The payment war is shifting to distribution as stablecoins reach mainstream status

“Both Stripe and PayPal do about the same payment volume, but Stripe has about a fifth of the net revenue,” Hadick said. “From a financial perspective, this is obviously incremental and it helps them connect their merchant processing business, which is at risk of being commoditized, to a broad subset of PayPal’s more than 400 million accounts.”

Hadick also warned that it would be difficult to complete a deal of that size. “M&A integration of something this size is incredibly tough,” he said.

In addition to merchant payments

Eric Queathem, CEO of Velocity, said the acquisition would also give Stripe access to one of the world’s largest consumer payments ecosystems, providing a platform to expand beyond merchant payments.

The proposed acquisition will also determine who controls the consumer side of blockchain-based payment infrastructure, complementing Stripe’s existing merchant network and stablecoin capabilities.

Several executives said the competitive focus has shifted from proving blockchain technology works to controlling distribution.

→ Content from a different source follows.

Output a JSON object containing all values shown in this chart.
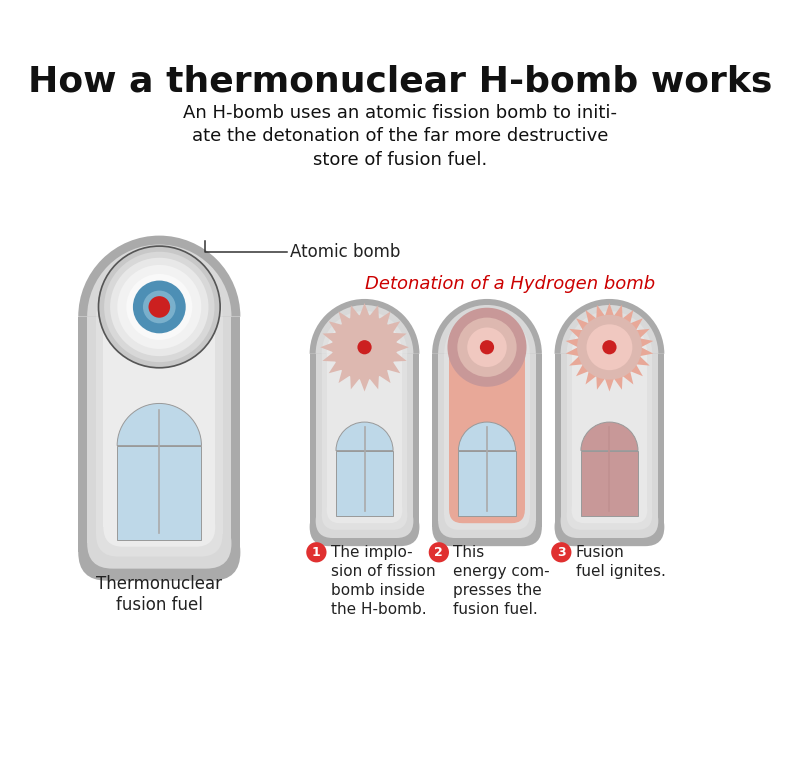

Pankaj Bengani, founder and CEO of Meld, agreed with Larbi that the race is on.

“The race has shifted from proving the technology works to owning distribution,” Bengani said, adding that “stablecoins have moved from experiment to core payment infrastructure.”

Citi analysts reached a similar conclusion in a research note, writing that stablecoin competition has become “a standard-setting game,” with the scale falling to the stablecoin that becomes the standard across the largest merchant, consumer wallet or autonomous transaction base, rather than to the issuer with the best technology.